24
Wed, Apr

“Popoli tutti acclamate al Signore. Gloria e potenza cantiamo al Re… Non c’è promessa, non c’è fedeltà che in te”. Così sabato, 22 agosto, il coro e l’intera assemblea esprimevano col canto tutta la loro gioia al Signore mentre sei novizi – Jonathan Salamanca Castro (25), Marcelino Alexander Gonzalez Mejia (28) e Abel Jesús Gutierrez Mosquera (30) della Provincia Colombia-Ecuador-Panama; Serges Kalembo Monguba (26), Chadrack Kiboko Kitumba (24) e Serges Katato Kimbuluma (24) della Regione Congo – procedevano processionalmente verso l’altare per dare inizio al rito della Prima Professione Religiosa. Erano anni che nella sottocripta della Basilica minore Regina degli Apostoli – che custodisce le venerate spoglie del nostro amato Fondatore il Beato Alberione – non si pronunciava pubblicamente il proprio “sì” al Signore, donandogli “la mente, la volontà, il cuore, il corpo” per essere interamente suoi. La donazione totale al Signore è, in fondo, la risposta ad una chiamata che il rito della professione inserisce proprio all’inizio, quando il maestro di noviziato chiama ogni novizio per nome e ciascuno di loro risponde “eccomi”, sono qui per te. Questo “eccomi” nella liturgia di ieri era già stato anticipato dalla prima lettura, quando il Signore per ben tre volte chiama Samuele e lui alla fine risponde: “Parla che il tuo servo ti ascolta”.
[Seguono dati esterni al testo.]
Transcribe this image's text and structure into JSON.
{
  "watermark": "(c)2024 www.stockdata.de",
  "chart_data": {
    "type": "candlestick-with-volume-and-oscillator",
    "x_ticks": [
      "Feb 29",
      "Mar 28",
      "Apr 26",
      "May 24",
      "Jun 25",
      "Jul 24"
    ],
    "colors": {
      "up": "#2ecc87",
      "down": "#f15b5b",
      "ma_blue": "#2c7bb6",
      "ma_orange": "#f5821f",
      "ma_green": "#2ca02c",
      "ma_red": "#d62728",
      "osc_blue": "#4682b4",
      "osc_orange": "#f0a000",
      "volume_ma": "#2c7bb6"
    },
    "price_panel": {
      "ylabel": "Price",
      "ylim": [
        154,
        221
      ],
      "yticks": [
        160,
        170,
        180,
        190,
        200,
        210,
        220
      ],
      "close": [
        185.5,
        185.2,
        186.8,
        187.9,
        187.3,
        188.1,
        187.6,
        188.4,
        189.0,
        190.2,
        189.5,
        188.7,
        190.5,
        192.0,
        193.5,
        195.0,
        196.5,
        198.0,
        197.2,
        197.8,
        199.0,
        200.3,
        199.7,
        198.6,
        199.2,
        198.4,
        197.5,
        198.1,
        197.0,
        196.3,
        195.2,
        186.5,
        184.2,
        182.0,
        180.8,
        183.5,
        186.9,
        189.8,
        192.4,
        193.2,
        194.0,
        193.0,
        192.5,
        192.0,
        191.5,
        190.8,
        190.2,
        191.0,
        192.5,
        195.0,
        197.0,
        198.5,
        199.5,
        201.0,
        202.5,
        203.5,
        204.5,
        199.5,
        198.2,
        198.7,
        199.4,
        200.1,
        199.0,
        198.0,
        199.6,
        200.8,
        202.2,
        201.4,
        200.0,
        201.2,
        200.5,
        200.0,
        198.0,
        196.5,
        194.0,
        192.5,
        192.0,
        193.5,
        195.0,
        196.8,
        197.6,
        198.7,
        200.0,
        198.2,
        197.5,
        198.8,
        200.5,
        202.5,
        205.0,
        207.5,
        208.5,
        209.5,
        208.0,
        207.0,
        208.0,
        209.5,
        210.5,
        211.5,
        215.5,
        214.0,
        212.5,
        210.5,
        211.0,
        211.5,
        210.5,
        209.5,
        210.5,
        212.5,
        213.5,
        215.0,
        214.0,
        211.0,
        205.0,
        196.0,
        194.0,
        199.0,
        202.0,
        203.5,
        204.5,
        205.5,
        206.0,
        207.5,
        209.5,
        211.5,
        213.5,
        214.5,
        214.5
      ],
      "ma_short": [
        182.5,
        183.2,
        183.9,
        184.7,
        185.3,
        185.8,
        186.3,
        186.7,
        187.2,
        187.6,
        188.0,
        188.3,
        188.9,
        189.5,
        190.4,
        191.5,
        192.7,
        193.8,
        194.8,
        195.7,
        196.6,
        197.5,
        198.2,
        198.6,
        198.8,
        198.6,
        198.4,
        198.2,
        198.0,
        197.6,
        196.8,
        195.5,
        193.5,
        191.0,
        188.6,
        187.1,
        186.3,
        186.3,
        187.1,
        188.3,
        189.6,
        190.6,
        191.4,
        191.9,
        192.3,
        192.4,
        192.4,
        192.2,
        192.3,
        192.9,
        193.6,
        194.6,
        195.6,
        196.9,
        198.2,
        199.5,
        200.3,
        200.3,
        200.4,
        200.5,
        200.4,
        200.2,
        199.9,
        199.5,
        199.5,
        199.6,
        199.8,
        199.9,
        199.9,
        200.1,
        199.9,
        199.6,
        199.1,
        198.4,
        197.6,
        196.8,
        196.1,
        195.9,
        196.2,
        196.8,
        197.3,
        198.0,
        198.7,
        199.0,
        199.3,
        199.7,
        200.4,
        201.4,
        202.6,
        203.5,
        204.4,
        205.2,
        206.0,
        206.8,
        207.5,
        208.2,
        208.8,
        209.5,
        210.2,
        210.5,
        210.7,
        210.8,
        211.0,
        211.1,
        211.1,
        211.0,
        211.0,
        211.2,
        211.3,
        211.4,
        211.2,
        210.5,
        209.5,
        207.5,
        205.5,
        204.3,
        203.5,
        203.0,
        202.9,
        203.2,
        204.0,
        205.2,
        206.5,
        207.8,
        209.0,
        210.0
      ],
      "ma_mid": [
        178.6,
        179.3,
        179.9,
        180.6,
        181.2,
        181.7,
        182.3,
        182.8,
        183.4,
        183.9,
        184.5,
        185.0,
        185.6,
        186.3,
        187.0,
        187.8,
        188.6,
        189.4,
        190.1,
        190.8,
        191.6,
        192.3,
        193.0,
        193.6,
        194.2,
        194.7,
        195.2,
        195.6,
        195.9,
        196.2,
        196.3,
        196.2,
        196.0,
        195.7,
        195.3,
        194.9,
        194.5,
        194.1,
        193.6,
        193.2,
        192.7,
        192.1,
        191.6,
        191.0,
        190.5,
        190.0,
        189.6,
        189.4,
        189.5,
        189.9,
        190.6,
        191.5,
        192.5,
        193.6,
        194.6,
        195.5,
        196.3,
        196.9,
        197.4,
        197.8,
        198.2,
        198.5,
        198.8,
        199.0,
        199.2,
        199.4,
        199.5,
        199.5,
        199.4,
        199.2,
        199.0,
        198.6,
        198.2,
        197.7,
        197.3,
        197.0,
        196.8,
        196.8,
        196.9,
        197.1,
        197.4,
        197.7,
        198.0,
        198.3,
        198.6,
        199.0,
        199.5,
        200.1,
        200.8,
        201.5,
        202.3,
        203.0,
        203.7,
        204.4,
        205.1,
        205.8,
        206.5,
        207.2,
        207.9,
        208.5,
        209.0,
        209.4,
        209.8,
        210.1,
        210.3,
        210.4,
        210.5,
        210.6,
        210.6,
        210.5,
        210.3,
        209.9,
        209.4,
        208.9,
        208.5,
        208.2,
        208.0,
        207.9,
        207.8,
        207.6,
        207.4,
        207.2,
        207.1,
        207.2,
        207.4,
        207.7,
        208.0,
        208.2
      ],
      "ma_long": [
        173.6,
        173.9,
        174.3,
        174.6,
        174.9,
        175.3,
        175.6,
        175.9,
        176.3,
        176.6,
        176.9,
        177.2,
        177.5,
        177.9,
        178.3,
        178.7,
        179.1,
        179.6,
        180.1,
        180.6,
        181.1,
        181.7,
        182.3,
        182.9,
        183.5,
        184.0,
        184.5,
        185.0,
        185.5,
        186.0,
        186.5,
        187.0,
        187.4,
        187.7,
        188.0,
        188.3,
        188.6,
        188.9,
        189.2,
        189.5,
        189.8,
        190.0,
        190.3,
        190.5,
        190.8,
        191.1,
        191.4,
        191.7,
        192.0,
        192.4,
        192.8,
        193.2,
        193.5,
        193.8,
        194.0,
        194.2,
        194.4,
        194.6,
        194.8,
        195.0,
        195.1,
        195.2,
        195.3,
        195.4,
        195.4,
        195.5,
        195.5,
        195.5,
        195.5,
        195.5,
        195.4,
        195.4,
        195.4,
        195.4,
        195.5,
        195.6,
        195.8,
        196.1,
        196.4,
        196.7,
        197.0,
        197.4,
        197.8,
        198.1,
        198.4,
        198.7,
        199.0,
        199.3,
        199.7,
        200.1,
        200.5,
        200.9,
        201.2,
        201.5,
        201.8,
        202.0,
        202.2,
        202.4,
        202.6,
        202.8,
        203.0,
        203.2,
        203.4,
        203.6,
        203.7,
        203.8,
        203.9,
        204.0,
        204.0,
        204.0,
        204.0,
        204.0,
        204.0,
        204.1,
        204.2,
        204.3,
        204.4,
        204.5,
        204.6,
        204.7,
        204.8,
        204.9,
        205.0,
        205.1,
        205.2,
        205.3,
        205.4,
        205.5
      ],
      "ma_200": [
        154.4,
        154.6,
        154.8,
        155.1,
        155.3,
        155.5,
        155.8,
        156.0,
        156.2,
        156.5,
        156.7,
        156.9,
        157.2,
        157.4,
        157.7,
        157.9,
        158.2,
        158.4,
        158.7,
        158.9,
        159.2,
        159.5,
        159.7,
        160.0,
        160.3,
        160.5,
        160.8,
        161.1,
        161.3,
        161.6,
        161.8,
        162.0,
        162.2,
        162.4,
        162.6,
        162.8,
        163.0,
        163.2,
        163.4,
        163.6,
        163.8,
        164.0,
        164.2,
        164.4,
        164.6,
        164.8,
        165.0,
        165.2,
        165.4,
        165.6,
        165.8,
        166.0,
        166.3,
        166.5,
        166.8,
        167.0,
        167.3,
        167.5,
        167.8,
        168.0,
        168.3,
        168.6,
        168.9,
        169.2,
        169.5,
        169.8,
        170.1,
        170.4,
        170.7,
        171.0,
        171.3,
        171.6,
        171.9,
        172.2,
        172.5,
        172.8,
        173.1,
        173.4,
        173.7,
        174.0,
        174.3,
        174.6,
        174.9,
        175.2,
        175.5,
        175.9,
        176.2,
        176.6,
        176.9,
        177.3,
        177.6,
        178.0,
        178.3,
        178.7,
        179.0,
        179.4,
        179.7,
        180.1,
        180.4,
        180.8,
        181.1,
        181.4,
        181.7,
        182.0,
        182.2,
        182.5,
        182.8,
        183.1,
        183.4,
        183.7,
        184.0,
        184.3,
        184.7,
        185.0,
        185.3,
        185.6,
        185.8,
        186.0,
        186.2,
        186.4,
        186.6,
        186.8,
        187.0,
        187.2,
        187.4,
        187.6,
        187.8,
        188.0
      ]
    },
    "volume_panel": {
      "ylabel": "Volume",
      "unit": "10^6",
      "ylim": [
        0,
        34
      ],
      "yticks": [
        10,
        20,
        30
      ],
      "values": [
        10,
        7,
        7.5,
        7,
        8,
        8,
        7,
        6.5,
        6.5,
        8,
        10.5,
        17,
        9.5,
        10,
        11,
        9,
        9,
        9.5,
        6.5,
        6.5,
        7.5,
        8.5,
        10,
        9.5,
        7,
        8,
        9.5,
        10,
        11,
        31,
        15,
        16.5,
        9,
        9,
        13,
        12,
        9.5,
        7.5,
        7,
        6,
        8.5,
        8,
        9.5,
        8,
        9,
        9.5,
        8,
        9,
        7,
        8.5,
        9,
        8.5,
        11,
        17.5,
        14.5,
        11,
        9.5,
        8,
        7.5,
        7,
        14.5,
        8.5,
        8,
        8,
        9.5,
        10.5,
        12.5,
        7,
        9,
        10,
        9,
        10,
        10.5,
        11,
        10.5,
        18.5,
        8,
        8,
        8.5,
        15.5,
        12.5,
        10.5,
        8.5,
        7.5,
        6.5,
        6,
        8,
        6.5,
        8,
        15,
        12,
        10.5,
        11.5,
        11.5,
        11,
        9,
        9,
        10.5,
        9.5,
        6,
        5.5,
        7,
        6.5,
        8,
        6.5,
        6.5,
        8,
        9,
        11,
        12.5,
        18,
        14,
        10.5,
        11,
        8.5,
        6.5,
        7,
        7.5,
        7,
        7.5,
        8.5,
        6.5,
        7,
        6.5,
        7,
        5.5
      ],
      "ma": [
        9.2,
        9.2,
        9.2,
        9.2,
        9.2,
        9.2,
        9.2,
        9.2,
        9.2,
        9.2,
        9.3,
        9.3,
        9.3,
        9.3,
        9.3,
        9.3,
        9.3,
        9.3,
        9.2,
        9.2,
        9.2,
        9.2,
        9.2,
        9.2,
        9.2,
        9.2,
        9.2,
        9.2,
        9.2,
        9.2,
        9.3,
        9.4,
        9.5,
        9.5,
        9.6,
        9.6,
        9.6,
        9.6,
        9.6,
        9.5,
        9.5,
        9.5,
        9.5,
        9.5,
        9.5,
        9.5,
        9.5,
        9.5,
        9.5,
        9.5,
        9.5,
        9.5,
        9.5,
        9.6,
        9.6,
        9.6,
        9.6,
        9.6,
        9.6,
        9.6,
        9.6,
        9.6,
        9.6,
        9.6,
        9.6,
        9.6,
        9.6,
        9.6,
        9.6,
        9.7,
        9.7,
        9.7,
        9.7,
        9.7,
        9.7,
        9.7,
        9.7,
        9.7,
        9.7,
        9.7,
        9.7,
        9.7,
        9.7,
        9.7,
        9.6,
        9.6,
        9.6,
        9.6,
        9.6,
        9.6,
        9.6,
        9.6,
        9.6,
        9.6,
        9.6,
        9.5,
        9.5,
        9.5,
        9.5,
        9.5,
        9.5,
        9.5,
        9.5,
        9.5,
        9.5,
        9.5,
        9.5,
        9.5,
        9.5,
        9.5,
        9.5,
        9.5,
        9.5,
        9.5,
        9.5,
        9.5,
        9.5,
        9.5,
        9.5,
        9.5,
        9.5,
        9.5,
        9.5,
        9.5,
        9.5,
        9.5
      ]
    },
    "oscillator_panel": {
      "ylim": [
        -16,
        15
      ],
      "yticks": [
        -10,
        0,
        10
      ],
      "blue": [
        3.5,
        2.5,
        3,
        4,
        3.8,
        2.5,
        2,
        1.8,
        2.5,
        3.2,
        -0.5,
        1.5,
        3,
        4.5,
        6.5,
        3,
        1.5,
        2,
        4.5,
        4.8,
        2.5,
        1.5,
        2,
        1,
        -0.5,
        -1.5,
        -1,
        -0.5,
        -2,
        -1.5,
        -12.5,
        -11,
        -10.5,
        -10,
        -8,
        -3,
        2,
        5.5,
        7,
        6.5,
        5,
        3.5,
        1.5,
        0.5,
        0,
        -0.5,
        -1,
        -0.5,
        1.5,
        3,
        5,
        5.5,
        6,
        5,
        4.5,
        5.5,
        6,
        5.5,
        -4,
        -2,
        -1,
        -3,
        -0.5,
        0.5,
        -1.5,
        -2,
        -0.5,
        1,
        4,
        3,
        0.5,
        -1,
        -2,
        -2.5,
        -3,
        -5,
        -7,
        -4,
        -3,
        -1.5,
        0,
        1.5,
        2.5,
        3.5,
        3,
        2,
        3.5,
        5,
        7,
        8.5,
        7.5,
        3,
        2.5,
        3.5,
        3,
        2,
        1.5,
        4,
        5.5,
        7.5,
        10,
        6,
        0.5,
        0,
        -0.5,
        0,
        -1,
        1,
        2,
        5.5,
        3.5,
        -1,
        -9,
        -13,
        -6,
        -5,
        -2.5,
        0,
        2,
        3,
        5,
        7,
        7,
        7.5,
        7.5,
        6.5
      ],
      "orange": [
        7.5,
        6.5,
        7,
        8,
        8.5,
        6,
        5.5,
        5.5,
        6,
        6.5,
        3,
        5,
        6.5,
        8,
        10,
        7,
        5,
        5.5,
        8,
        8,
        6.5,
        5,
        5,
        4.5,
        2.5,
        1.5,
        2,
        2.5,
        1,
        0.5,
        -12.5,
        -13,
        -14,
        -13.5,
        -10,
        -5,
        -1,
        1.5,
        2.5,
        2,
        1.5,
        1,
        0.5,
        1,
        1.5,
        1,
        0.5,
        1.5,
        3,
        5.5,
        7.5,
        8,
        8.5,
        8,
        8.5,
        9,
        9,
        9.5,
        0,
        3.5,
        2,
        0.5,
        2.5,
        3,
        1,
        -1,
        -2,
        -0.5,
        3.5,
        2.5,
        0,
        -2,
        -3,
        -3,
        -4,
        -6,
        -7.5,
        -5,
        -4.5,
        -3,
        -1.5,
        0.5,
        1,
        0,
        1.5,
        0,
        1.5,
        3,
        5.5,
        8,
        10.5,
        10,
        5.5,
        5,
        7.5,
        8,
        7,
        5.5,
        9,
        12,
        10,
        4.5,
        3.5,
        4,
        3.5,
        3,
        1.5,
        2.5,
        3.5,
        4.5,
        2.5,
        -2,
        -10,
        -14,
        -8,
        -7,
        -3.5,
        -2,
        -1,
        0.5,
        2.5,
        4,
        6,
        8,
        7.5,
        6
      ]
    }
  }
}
Ma, c’è di più. Come ha sottolineato nell’omelia il Superiore generale, don Valdir José De Castro, la nostra non può essere una “risposta solitaria”, in quanto – come aveva già anticipato la seconda lettura del nostro padre San Paolo – “siamo un solo corpo in Cristo e, ciascuno per la sua parte, siamo membra gli uni degli altri”. Questo è ben espresso nella formula della professione quando il candidato promette di vivere “la vita comune secondo le Costituzioni della Società San Paolo”. Il nostro apostolato – continua don Valdir nell’omelia – nasce dalla comunità ed è espressione della comunità e sarà fruttuoso solo se innestato in Cristo. Conseguentemente, il primo obiettivo del paolino “vivere in Cristo”, “cristificarsi”, per portare a tutti il Cristo vivente. E poi rivolgendosi ai giovani don Valdir aggiungeva: a voi affidiamo il compito di rinnovare il nostro apostolato, di adeguarlo ai mezzi e al linguaggio odierno, per essere comunicatori efficaci nel nostro mondo sempre più digitalizzato.

La celebrazione si concludeva con un ultimo momento toccante di ringraziamento da parte dei sei neo-professi. Dopo aver ringraziato il Superiore generale e il suo governo, la comunità del noviziato internazionale, esprimevano la loro gratitudine “a Dio Onnipotente perché con la sua immensa misericordia, li ha scelti, nonostante la loro debolezza e la fragilità, e li ha invitati a essere testimoni del suo amore in mezzo ai loro fratelli e sorelle e a proclamare il suo vangelo nella cultura della comunicazione, attraverso ogni forma di linguaggio esistente oggi e nel futuro”. Un pensiero speciale è andato, infine, ai loro genitori. Da essi hanno succhiato il latte della fede e con essi hanno maturato la loro decisione di seguire il Signore. “Grazie ai nostri genitori – hanno detto testualmente – siamo quello che siamo oggi”.